Roy Williams might use another word in three weeks.
|Roy Williams could face his former team in San Antonio.|
The dadgum fan might reach into his adjective repertoire from his interview with Bonnie Bernstein circa 2003 to describe the path his top-seeded Tar Heels are on thanks to serendipity. If the seeds hold, the national semifinal would pit No. 1 overall seed North Carolina against Midwest Region No. 1 seed Kansas, the team Williams had just led to the national final when Bernstein asked him if he might bolt for his alma mater.
Williams didn't take too kindly to the question, you might remember, and since he traded Lawrence for Chapel Hill, Jayhawk fans haven't taken too kindly to Williams. "Benedict Williams" T-shirts were a hot commodity in April 2003.
But the potential Kansas-Carolina Final Four matchup on April 5 is just one of the serendipitous turns this bracket has produced.
Here's a look at a few more:
Friends turned foes: No. 6 seed USC vs. No. 11 seed Kansas State
Forget the superstudly freshmen matchup between O.J. Mayo and Michael Beasley. Mayo and K-State's Bill Walker have been best friends since elementary school.

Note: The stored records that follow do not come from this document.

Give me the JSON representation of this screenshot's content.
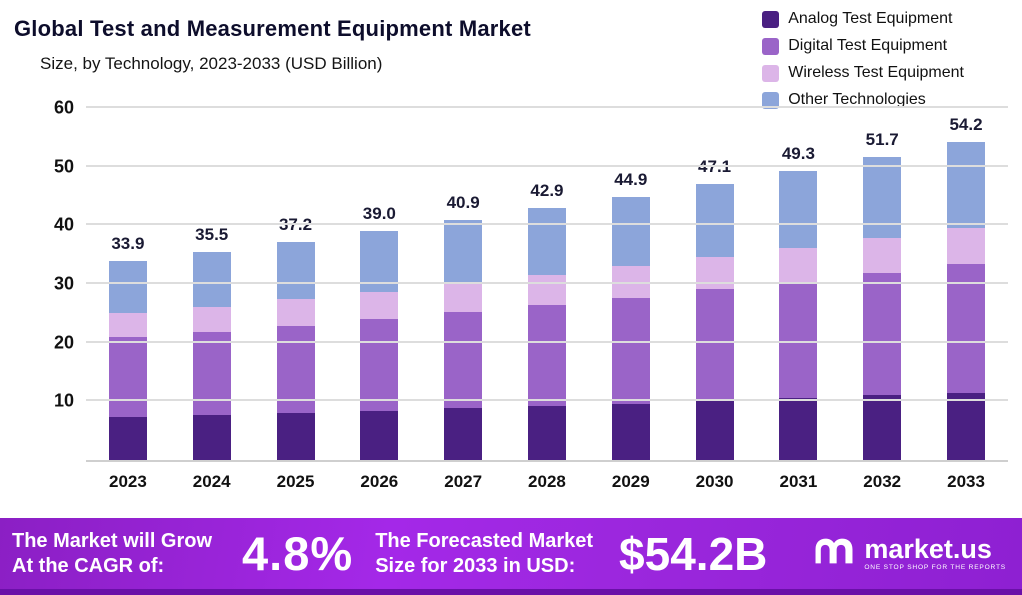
{
  "header": {
    "title": "Global Test and Measurement Equipment Market",
    "subtitle": "Size, by Technology, 2023-2033 (USD Billion)"
  },
  "chart_data": {
    "type": "bar",
    "stacked": true,
    "title": "Global Test and Measurement Equipment Market Size, by Technology, 2023-2033 (USD Billion)",
    "categories": [
      "2023",
      "2024",
      "2025",
      "2026",
      "2027",
      "2028",
      "2029",
      "2030",
      "2031",
      "2032",
      "2033"
    ],
    "series": [
      {
        "name": "Analog Test Equipment",
        "color": "#4a2082",
        "values": [
          7.3,
          7.6,
          8.0,
          8.4,
          8.8,
          9.2,
          9.6,
          10.1,
          10.5,
          11.0,
          11.5
        ]
      },
      {
        "name": "Digital Test Equipment",
        "color": "#9a64c8",
        "values": [
          13.6,
          14.2,
          14.9,
          15.6,
          16.4,
          17.2,
          18.1,
          19.0,
          19.9,
          20.9,
          21.9
        ]
      },
      {
        "name": "Wireless Test Equipment",
        "color": "#dcb5e8",
        "values": [
          4.1,
          4.3,
          4.5,
          4.7,
          4.9,
          5.1,
          5.3,
          5.5,
          5.7,
          5.9,
          6.1
        ]
      },
      {
        "name": "Other Technologies",
        "color": "#8ca5da",
        "values": [
          8.9,
          9.4,
          9.8,
          10.3,
          10.8,
          11.4,
          11.9,
          12.5,
          13.2,
          13.9,
          14.7
        ]
      }
    ],
    "totals": [
      33.9,
      35.5,
      37.2,
      39.0,
      40.9,
      42.9,
      44.9,
      47.1,
      49.3,
      51.7,
      54.2
    ],
    "total_labels": [
      "33.9",
      "35.5",
      "37.2",
      "39.0",
      "40.9",
      "42.9",
      "44.9",
      "47.1",
      "49.3",
      "51.7",
      "54.2"
    ],
    "ylim": [
      0,
      60
    ],
    "yticks": [
      10,
      20,
      30,
      40,
      50,
      60
    ],
    "grid": true,
    "legend_position": "top-right"
  },
  "banner": {
    "cagr_label_line1": "The Market will Grow",
    "cagr_label_line2": "At the CAGR of:",
    "cagr_value": "4.8%",
    "forecast_label_line1": "The Forecasted Market",
    "forecast_label_line2": "Size for 2033 in USD:",
    "forecast_value": "$54.2B",
    "brand": "market.us",
    "brand_tagline": "ONE STOP SHOP FOR THE REPORTS"
  },
  "colors": {
    "banner_purple": "#9b27dd",
    "banner_edge": "#6a10a8",
    "title_text": "#0d0d2b",
    "gridline": "#dddddd"
  }
}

The two were teammates at North College Hill High School in Cincinnati and, as you can imagine, North College Hill was pretty good. With those two on the roster, the school won two state titles and ranked among the nation's best teams. Before their senior seasons, the Ohio high school association ruled Walker had exhausted his eligibility, and Mayo bolted to Huntington High (W. Va.). The friendship, though, never suffered. In fact, the two were so tight most people figured their college choice would be a package deal. Instead, they'll be first-round foes in Omaha.
Who blinks first: No. 4 seed Washington State vs. No. 5 seed Notre Dame
Wazzu can't score and the Irish can't miss, so it will be a classic battle of wills if the two meet in the second round. The Cougars, the classic ugly-it-up team, rank third in the nation in scoring defense, giving up just 56.5 points per game. Only UCLA topped 80 points against the Cougars, and only three teams topped 70 points. Notre Dame, in the meantime, averages 80.6 points, 15th in the country. The Irish's fewest points in a game is 65.
5-12 fun continues: Notre Dame vs. George Mason, Clemson vs. Villanova, Drake vs. Western Kentucky, Michigan State vs. Temple
The line where anything can happen looks again like an upset waiting to happen. George Mason will try to be this year's George Mason. Clemson is making its first tourney appearance since 1998, and Villanova is making its fourth consecutive appearance. Drake, with its walk-on turned superstar Adam Emmenecker, will need to beat Western and its future pro, Courtney Lee; Tom Izzo's schizo Spartans, a team that struggled for 36 against Iowa and poured in 103 against Indiana, plays a Temple team that hasn't lost since Feb. 23, winning its last seven.
This game, though, could come down to the most basic fundamentals: fewest clangs from the line. Memphis ranks 327th in free-throw percentage, connecting on only 59.2 percent. Pittsburgh is equally ugly at No. 231, making just 67.2.